Des champions olympiques au musée vivant du Cheval
Lorsqu’en 1959, Yves Bienaimé est arrivé aux Grandes Écuries en tant qu’instructeur (avant de devenir le plus jeune écuyer-professeur de France à 25 ans), le cercle hippique qui y résidait était dirigé par André Jousseaume, évoqué plus haut et colonel de son état. À vrai dire, Jousseaume fait partie des légendes olympiques françaises du sport équestre, quatre fois médaillé olympique de dressage entre 1932 et 1952, avec notamment deux médailles individuelles en 1948 (Londres) et en 1952 (Helsinki) avec le cheval légendaire Harpagon. Depuis, la France n’a remporté qu’une seule médaille dans cette discipline, en 1988, avec la regrettée Margit Otto-Crépin.
En 1982, Yves Bienaimé fondait le musée vivant du Cheval et en 1988, il eût l’idée de créer une salle dédiée aux champions olympiques français inaugurée par les médaillés d’or de Montréal, Marcel Rozier, Bruno Roguet, Marcel Rozier et Michel Roche, l’emblématique double Champion Olympique d’Helsinki (1952) et de Tokyo (1964), Pierre Jonquière d’Oriola, ou encore le Champion olympique de Séoul, Pierre Durand (dont une statue de son légendaire Jappeloup avait orné la cour des Remises pendant quelques années avant d’être envoyée au musée Olympique de Lausanne).

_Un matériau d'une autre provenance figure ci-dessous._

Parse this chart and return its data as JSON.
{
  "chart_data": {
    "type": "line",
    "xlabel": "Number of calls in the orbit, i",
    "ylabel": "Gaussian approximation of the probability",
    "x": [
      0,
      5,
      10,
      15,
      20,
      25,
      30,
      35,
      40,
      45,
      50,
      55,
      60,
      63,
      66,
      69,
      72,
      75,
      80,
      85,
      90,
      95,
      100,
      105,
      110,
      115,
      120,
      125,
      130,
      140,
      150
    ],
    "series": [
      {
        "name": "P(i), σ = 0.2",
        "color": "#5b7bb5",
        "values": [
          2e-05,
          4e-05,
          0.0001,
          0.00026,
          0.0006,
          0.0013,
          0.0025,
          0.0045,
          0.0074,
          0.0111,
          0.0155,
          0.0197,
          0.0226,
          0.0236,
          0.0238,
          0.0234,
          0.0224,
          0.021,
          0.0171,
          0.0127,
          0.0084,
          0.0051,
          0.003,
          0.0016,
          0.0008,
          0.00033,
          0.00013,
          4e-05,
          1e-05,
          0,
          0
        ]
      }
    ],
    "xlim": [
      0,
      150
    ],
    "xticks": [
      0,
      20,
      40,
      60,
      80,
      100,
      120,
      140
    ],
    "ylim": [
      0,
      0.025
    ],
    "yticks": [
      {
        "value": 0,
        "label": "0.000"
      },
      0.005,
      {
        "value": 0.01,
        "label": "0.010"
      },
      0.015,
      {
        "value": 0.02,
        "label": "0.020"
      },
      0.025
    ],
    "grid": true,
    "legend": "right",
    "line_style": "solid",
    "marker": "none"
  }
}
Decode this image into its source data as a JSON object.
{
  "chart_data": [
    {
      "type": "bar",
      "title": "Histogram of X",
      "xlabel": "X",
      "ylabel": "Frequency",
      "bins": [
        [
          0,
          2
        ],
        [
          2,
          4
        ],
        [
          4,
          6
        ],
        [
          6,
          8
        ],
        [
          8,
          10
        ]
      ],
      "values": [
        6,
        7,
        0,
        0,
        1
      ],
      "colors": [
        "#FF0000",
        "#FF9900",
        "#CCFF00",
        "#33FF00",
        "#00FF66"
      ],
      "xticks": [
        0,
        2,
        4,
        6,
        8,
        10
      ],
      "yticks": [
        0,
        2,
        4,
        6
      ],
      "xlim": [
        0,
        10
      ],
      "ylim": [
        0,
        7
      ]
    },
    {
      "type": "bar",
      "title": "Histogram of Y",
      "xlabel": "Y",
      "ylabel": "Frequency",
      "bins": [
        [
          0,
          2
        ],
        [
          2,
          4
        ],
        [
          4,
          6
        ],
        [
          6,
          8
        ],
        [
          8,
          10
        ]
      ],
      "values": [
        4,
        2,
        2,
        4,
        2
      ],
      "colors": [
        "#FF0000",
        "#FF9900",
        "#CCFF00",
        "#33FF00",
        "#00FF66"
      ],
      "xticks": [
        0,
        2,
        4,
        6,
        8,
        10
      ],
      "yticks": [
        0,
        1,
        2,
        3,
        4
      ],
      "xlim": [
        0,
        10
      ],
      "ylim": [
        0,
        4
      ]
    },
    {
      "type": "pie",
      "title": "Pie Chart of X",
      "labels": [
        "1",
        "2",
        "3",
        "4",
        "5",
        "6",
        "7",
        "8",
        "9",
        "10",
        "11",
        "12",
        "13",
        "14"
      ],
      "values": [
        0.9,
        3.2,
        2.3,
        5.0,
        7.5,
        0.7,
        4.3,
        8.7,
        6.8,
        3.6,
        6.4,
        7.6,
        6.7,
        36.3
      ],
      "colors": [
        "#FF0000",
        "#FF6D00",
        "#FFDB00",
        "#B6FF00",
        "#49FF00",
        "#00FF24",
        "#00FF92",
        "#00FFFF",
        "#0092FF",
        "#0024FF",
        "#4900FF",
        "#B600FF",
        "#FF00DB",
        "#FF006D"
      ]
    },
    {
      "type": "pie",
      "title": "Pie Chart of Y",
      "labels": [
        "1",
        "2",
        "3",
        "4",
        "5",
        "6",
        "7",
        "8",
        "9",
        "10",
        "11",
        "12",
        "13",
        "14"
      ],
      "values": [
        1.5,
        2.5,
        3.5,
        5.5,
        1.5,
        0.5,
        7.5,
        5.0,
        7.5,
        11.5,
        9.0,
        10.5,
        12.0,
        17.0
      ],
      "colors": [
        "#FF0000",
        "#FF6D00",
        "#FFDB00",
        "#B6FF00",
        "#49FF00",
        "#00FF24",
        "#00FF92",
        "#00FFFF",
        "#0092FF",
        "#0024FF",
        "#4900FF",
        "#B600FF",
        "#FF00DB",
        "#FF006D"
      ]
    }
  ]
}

Depuis, d’autres champions olympiques ont visité le musée comme Roger-Yves Bost (Rio 2016) qui venait régulièrement avec ses enfants assister aux spectacles de Noël, Pénélope Leprévost (Rio 2016), qui s’est essayée au dressage de haute école avec Sophie Bienaimé, ou Philippe Rozier, champion olympique à Rio également, quarante ans après son père Marcel à Montréal, et qui est intervenu lors de l’édition 2019 des ÉquiÉtudes. Sans oublier l’Allemand Ludger Beeerbaum (Barcelone 1992) ou Alexandra Ledermann (médaille de bronze aux Jeux olympiques d’Atlanta en 1996) qui avait fêté ses 30 ans sous le dôme des Grandes Écuries. Chantilly a également vu naître le Champion olympique d’Athènes (2004), le Brésilien Rodrigo Pessoa dont le père, Nelson, une autre légende du saut d’obstacles, faisait alors écurie commune à Gouvieux avec Janou Tissot-Lefèvre, médaille d’argent par équipes aux Jeux olympiques de Tokyo (1964) et de Mexico (1968).
Cerise sur ce gâteau olympique, Yves Bienaimé, fondateur du musée vivant du Cheval, portera, à 88 ans, la flamme olympique à cheval en juillet prochain.